Lepanto, could you give me an example of “ornamentation that actually means something”?

IMO, what is misleading is your intimation that ugly vestments are more likely to crop-up among the Episcopalians, Lutherans, etc, than among Catholics. Post-conciliar Catholic priests are just as likely as anyone else to burlap, felt, polyester, etc, “vestments” that are just plain hideous as are any of the others.

Here are a few Medieval chasubles similar to the ones from the Holy Rood Guild:

From Fr. Longenecker’s blog a Medieval painting: Bishop serving Mass

From the Extant Clothing of the Middle Ages page: Chasuble of St. Bernarnd

From this page dedicated to the “Canterbury Tales”: St. Thomas Becket’s Chasuble

I think you misunderstood. Where did I imply or write that ugly vestments are more likely to pop up with Episcopalian, Lutherans, etc.?

What I did write was to point out that Episcopalians ( and possibly others churches) were included in that youtube clip. I think it’s misleading because the clip was posted to a Catholic forum, and the clip itself starts near the beginning with a picture of a statue of St. Peter dressed as Pope. That and the images at the beginning of traditional style liturgy ( some of which might very well be from Anglicans, although I recognize at least one Catholic church) imply that the so-called “ugly vestments” are also being worn by Catholics. I was pointing out that it wasn’t necessarily so.

If anything, not to point this out would be misleading because it creates the impression that Catholics are worse than others when it comes to “ugly vestments”. Maybe we are but If Episcopal bishop Schori and other Episcopal priests are being used for examples of “ugly vestments” on a Catholic forum then obviously we Catholics are not alone in using “ugly vestments”.

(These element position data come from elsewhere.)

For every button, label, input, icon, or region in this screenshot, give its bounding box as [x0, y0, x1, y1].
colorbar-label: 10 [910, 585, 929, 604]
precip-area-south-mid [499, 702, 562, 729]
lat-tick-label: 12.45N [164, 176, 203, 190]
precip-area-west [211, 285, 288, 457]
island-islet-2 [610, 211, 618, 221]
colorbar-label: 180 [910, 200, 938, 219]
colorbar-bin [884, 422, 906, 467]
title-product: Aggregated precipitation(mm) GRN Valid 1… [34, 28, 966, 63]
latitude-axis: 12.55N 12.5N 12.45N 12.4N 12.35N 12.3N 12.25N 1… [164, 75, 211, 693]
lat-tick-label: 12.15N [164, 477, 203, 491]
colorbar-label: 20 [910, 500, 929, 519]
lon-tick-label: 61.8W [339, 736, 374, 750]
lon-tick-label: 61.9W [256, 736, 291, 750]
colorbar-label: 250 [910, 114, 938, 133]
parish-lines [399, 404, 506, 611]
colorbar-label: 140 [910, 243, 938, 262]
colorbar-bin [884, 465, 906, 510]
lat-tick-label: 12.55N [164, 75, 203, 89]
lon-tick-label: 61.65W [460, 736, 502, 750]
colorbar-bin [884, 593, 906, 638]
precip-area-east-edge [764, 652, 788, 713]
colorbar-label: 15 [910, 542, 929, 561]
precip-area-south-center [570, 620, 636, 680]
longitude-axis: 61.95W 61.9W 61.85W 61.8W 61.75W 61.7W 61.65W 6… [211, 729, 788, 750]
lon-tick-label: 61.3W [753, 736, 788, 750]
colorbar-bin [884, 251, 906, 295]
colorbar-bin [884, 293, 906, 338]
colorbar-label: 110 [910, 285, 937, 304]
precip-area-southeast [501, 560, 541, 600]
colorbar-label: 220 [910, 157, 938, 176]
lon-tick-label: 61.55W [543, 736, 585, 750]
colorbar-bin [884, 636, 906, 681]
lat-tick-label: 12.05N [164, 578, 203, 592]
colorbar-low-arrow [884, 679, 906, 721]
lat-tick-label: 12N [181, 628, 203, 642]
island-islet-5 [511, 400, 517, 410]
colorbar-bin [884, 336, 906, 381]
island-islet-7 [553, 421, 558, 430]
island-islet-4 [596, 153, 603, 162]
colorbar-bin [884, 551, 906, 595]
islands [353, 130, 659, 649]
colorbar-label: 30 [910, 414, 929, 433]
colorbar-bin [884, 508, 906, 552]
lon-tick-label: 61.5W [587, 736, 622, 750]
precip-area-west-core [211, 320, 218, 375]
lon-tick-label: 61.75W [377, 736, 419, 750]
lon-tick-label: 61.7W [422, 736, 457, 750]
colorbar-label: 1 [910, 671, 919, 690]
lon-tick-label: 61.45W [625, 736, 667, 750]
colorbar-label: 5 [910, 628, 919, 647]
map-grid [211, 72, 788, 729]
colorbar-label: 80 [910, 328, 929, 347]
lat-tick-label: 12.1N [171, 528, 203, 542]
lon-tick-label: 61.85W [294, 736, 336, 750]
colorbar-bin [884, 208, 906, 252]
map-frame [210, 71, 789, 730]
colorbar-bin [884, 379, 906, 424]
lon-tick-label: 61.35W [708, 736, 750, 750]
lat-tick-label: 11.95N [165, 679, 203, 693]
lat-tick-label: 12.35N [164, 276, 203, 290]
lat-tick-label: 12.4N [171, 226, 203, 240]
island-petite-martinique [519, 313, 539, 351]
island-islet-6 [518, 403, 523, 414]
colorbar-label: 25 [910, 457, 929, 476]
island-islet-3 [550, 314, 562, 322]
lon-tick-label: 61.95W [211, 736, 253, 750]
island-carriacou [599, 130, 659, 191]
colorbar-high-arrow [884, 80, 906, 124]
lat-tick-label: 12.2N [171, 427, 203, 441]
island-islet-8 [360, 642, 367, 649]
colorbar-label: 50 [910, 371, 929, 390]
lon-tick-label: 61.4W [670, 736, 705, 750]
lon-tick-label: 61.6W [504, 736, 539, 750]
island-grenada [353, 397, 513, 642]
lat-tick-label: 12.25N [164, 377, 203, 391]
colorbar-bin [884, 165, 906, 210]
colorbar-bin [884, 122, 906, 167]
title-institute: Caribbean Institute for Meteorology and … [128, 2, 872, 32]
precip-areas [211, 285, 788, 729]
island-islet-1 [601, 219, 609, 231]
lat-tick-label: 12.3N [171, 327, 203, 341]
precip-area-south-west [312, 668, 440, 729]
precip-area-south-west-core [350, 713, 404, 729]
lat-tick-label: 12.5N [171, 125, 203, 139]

What I think is funny is that the first half of the clip, the “good” half, includes this picture at about 0:11 seconds, taken straight from this history page from the Holy Rood Guild site to which I linked earlier and for whose work Lepanto, who posted the clip in the OP, expressed displeasure.

It was the wording.

Anyway, the fact remains that the reason “liturgical Protestants” (as I call them) wear vestments at all is because of their “roots” so-to-speak. It’s interesting that the famous fiddleback (of which I have never been a fan) was not particularly popular with them. They tended to retain a modified conical (using traditional fabrics and ornamentation) style, or the Gothic style. It was really only after the post-conciliar liturgical free-for-all in the RCC that the others began adopting the “modern” style. Sure, some of the “modern” stuff is conical (or medieval, as you put it) in cut, but the fabrics and decoration are something else again. It’s the combination of bad fabric, loud colors, and “abstract” (for lack of a better word that I can use here) ornamentation that I really find hideous. The cut is totally secondary.

In Western vestments, I personally prefer the full Gothic style. The medieval conical style was very heavy and unwieldy which is why it gave way to the much lighter and more flowing Gothic in the first place. How the Gothic somehow morphed into the Boromean, which was also heavy and unwieldy (and, I’m told, stiff) is beyond me. The fiddleback is a development of the Boromean and I suppose it became popular because it allowed for more unrestricted movement. I find it interesting, though, that the Gothic style experienced a renaissance of sorts in the 20th century.